Jewel fought a wave of emotion. Sure, Vin could have been feeling uncharacteristically vulnerable at that pivotal point of his life. But the bottom line was, he’d found out about her trip to see Rogen. It all made sense now. How Vin had distanced himself from her, and from Rogen for a time. How Vin had taunted her at the gala. Why he’d been so angry and hurt at Bristol’s. Why he’d advised Rogen against giving her the land she wanted.
“Oh, goddamn,” she said on a heavy breath. “Rogen … we called him to come see us tonight, to help us with a joint venture between the two of us. How much more in-the-face is that? And … there’s no way in hell he’s going to agree to represent us.”
“This is a professional issue, Jewel. Not a personal one.”
“How can you say that?” she demanded. “Everything about the three of us is personal. Rogen, one of the reasons Vin was so hostile toward me on Sunday was because … he sort of … he was…” She tripped over the words. “He was there. At your house. The night of the party. He saw us—he watched us.”
Rogen stopped cranking dough through the pasta maker, flattening it into narrow sheets. He stared at her.
She gave a slow nod. “I opened my eyes and he was standing just inside the doors.”
Rogen’s jaw clenched. He went back to working the dough. Jewel poured more Sangiovese and kept self-medicating in hopes of easing her tension while Rogen laid out sheet after sheet on parchment paper. He appeared deep in thought and it ate at her to not know what he was thinking.
Finally, he told her, “Had I been with any other woman that night, Vin would have joined us. Vice versa.”
Her eyes popped.
Didn’t see that blatant honesty coming.
He said, “You’re not the first woman we’ve ‘shared,’ Jewel. But this is not the same thing. Not the same scenario. At all.”
She recovered and eyed him curiously. “The redhead?”
“Yeah.
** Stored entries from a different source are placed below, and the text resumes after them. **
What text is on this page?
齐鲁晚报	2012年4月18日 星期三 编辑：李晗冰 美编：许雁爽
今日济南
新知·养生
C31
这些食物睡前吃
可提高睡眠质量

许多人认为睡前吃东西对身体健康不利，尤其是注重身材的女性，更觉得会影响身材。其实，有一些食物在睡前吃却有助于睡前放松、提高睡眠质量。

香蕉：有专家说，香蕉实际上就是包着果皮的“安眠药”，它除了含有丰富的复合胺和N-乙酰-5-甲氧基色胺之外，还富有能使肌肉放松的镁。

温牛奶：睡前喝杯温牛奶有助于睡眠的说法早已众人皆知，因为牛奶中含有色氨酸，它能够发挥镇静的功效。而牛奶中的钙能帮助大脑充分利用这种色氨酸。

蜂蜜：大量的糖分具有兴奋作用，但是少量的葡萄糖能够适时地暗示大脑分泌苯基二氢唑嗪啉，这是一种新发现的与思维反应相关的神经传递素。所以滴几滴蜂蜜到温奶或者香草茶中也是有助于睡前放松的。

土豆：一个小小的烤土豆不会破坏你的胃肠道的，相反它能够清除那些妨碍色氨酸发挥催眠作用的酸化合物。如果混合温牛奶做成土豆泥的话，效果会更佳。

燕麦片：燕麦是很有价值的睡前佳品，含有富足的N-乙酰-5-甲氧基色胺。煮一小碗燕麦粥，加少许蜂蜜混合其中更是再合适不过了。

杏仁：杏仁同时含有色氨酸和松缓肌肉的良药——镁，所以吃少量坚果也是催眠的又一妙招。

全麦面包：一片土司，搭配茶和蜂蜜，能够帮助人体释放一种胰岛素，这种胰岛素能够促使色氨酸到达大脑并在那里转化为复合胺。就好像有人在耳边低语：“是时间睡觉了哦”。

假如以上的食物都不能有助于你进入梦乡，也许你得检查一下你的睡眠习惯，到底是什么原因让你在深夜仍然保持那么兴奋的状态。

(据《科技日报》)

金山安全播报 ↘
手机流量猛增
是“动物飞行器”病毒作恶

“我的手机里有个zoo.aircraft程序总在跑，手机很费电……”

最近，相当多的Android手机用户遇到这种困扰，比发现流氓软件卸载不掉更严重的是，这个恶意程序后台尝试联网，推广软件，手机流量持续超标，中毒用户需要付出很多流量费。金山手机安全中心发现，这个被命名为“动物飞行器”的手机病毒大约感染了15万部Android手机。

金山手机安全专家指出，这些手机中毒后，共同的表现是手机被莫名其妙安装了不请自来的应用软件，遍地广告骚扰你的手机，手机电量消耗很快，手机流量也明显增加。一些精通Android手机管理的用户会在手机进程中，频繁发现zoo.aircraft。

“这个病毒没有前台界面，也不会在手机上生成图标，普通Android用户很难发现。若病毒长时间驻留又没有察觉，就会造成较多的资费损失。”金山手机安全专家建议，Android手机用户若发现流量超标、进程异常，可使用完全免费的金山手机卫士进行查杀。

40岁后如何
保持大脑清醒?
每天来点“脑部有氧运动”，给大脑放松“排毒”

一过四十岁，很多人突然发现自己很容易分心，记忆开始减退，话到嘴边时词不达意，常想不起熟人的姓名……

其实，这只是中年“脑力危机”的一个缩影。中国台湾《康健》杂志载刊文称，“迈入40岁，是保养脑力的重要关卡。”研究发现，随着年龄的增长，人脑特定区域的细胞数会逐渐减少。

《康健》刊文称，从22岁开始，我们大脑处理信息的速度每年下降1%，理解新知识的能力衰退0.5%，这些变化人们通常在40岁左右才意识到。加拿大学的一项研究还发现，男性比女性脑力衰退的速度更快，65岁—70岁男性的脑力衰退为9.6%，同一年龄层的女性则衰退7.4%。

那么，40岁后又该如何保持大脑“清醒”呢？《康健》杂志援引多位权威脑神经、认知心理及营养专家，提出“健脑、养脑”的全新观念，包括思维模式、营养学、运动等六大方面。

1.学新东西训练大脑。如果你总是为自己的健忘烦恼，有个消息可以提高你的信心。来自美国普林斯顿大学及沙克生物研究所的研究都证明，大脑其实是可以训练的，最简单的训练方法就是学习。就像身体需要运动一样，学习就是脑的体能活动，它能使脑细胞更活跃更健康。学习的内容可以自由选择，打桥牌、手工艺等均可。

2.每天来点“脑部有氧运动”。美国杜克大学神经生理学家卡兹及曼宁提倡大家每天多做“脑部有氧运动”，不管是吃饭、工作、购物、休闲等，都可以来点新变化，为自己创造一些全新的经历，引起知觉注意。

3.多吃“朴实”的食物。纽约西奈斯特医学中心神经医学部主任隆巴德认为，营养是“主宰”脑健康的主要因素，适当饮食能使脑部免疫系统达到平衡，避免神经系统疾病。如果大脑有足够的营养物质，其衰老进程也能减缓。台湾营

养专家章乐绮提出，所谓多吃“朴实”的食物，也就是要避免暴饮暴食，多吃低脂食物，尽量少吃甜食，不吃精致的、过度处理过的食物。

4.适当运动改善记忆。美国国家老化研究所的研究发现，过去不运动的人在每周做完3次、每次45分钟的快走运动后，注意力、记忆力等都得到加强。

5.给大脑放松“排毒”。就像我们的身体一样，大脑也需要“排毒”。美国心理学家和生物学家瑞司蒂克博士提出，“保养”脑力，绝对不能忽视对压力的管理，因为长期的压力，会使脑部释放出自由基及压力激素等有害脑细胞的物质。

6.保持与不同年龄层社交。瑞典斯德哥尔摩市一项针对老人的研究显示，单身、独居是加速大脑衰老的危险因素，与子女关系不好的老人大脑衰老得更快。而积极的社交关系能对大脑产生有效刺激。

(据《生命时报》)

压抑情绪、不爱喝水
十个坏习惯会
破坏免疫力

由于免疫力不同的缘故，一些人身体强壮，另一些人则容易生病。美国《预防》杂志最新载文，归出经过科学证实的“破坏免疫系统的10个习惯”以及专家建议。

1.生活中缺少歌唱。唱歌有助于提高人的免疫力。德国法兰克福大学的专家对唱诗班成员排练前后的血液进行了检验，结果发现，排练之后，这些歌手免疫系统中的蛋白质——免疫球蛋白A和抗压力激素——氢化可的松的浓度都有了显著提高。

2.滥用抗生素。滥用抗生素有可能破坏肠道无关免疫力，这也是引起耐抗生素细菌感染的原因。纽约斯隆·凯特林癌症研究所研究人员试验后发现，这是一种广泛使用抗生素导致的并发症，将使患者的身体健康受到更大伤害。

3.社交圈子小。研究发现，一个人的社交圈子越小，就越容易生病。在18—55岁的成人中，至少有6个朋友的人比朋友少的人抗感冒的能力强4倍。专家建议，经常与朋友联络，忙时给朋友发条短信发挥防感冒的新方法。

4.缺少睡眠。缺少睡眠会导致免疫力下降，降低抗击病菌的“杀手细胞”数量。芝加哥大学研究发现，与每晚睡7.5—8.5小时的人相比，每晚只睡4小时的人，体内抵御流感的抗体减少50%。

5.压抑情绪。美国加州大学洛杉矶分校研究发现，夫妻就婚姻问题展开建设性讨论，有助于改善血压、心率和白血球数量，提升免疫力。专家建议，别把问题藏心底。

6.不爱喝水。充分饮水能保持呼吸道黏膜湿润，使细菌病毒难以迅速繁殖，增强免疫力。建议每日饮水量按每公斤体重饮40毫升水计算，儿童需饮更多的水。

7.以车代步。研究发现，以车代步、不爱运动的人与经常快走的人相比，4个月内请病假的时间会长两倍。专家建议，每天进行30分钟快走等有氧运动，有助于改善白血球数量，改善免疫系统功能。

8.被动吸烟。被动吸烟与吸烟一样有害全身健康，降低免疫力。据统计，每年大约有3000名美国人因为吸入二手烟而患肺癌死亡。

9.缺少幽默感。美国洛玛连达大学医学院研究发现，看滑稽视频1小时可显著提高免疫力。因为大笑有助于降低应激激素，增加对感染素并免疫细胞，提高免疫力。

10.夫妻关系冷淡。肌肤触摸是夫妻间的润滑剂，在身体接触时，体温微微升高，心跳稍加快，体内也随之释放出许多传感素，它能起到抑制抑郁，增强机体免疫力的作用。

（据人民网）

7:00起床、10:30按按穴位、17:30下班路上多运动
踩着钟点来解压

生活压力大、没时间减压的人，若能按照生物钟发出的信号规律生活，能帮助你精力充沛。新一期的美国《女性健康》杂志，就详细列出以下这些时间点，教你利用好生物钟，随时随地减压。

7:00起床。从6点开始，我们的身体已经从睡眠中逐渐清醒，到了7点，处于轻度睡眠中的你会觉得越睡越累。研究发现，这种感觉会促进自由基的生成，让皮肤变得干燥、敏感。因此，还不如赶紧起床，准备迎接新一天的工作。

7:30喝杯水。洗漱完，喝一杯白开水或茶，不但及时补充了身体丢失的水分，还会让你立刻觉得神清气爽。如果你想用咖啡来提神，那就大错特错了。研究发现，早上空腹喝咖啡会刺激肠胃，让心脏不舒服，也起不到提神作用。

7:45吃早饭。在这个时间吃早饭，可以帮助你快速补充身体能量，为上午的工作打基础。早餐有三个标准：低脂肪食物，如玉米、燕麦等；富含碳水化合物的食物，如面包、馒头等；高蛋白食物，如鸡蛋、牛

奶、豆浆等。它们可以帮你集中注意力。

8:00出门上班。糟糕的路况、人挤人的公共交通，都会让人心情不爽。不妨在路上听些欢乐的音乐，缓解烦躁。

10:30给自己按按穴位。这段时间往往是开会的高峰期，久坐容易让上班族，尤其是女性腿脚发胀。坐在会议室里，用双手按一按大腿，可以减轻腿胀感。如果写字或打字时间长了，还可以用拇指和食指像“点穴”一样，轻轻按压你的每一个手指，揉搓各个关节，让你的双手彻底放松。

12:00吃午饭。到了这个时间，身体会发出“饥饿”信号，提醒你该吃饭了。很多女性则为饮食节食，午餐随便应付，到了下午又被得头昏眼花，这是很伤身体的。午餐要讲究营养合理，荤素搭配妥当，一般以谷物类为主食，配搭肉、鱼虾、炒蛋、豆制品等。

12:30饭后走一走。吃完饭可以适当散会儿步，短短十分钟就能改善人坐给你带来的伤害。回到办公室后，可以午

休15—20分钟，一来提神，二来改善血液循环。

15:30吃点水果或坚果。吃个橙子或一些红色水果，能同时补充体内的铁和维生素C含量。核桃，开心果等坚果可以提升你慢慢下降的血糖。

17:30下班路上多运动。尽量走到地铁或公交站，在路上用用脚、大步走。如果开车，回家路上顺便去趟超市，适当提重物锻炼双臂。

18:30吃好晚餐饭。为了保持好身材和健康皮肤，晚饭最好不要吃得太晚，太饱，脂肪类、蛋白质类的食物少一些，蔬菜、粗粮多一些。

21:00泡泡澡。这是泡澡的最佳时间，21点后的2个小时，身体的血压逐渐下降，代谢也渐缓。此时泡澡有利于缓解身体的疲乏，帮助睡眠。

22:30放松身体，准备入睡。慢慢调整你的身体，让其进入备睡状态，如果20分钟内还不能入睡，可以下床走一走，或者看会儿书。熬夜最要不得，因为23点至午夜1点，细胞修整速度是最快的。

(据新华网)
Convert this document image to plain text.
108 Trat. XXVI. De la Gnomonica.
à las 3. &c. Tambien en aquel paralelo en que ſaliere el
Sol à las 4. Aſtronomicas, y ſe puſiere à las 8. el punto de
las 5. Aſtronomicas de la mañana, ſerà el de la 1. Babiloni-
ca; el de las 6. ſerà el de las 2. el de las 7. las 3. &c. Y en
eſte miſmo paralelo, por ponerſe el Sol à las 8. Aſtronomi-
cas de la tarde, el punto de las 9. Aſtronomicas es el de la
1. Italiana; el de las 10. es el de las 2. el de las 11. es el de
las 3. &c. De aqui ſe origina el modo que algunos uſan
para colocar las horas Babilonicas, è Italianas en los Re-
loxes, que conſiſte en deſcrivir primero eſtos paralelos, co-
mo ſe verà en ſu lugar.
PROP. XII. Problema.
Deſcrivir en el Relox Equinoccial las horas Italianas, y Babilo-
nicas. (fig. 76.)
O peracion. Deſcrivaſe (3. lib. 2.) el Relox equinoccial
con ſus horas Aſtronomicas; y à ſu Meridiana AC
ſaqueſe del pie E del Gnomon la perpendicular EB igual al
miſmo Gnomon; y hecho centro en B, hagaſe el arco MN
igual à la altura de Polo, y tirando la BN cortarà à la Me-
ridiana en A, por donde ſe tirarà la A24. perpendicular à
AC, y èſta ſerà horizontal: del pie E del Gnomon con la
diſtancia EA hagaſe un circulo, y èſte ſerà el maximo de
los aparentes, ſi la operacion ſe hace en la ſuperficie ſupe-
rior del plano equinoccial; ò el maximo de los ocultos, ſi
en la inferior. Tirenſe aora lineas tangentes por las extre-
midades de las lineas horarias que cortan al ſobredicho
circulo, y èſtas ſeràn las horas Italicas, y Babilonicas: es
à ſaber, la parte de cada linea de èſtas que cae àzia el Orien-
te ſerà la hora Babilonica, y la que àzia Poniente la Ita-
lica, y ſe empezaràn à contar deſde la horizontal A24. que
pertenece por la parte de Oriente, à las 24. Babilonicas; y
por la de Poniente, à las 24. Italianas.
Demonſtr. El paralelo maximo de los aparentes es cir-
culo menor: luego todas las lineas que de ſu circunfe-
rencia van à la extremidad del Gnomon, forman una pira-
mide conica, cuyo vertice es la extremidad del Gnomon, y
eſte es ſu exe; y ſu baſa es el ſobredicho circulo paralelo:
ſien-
Holly McCormick. I’d taken her out for dinner one night, when we first met. A week or so later, Vin brought her into the city for an opera. We’d both slept with her separately, then…”
The word together was one that had become lodged in Jewel’s brain.
Rogen continued his work, not saying anything further. As tho
ugh he wanted her to process what all a ménage might entail. Was it something he wanted to engage in with her? Had he and Vin discussed this after the night of the gala?
Before she could digest all of that, Jewel had to battle a serious bout of jealousy because Rogen and Vin had been with other women. She’d accepted that long ago—in theory. The reality of them making love to someone else was actually a jagged pill to swallow. It made everything inside her pull tight until it was difficult to breathe.
Rogen gave her more to chew on. “Holly liked Vin’s aggressiveness. And she liked my—”
“Natural instinct. I’m well aware of the contrasts.” They were going to need more wine to get through this discussion. She left the kitchen to retrieve another bottle from the wet bar. She’d turned one of the spare bedrooms into a full-blown cellar and tasting room for when she entertained clients or Bayli and Scarlet came into the city for a girls’ night. But she kept a dozen or so of her favorites close at hand. Some women collected shoes; Jewel collected award-winning reds.
She returned to the island where Rogen was now running the dough through the attachment he’d snapped on, cutting long strands of linguine. Jewel poured for them both, then crossed to the far wall and pulled out the mounted wooden rods that looked like rolling pins framed by decorative black wrought-iron arms. There were three staggered tiers and she dusted them with flour, then started to hang the pasta to dry, evenly spacing out the thin strips.